Heap Sort

Array sorting is a fundamental operation in many applications. The requirement is to sort n elements of an array

a[0], ..., a[n-1]

into increasing order. For this to make sense, the elements must be comparable with respect to order. So we assume that array elements implement the Comparable interface. Note that the array itself may be of length greater than n. The specification only requires that the first n elements should be sorted.
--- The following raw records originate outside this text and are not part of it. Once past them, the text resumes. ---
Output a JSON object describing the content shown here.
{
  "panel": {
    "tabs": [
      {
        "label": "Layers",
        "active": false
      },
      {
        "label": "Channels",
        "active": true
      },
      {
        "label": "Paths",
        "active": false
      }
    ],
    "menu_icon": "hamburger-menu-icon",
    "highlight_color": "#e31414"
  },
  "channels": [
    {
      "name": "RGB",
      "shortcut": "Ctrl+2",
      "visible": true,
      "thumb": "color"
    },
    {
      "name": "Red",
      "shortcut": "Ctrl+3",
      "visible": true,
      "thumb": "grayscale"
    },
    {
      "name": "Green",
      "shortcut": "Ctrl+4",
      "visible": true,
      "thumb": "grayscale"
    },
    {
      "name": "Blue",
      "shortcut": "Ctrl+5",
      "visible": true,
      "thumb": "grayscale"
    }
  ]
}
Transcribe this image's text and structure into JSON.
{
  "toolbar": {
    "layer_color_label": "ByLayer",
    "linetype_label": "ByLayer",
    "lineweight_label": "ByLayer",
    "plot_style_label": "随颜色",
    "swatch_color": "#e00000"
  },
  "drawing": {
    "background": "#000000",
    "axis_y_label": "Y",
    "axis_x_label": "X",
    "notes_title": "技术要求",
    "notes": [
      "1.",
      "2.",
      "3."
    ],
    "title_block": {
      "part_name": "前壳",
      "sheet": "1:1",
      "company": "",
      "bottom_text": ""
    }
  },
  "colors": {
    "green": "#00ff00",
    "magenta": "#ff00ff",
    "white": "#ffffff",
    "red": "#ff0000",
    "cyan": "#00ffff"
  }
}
There are a number of efficient algorithms which run in ${\cal O}(n\log n)$ time on average. Binary heaps provide such an algorithm, and one which has a number of attractive features. A simple implementation would be to insert the array elements, one by one, into a priority queue, implemented by a binary heap, and then to remove them one by one. It is true they would then come out in reverse order, but it would be simple to revise the binary heap code to implement an ``inverse priority'' queue in which the smallest element emerges first.

There are, however, two related ways in which we can improve on this simple algorithm:

1. The simple algorithm requires auxiliary storage for the heap. In fact it is possible to use the original array itself as the heap. This would provide a genuinely ``in-place'' sorting routine.
2. Insertion of the array elements one by one, and restoring the heap order property after each insertion, is not the most efficient way of building the heap. That was necessary for the priority queue implementation, since the next method to be called might be the remove method, so the heap had to be properly ordered at all times. In our case we only want to remove elements after all of them have been inserted. In that case, it turns out there is a more efficient way of building the heap.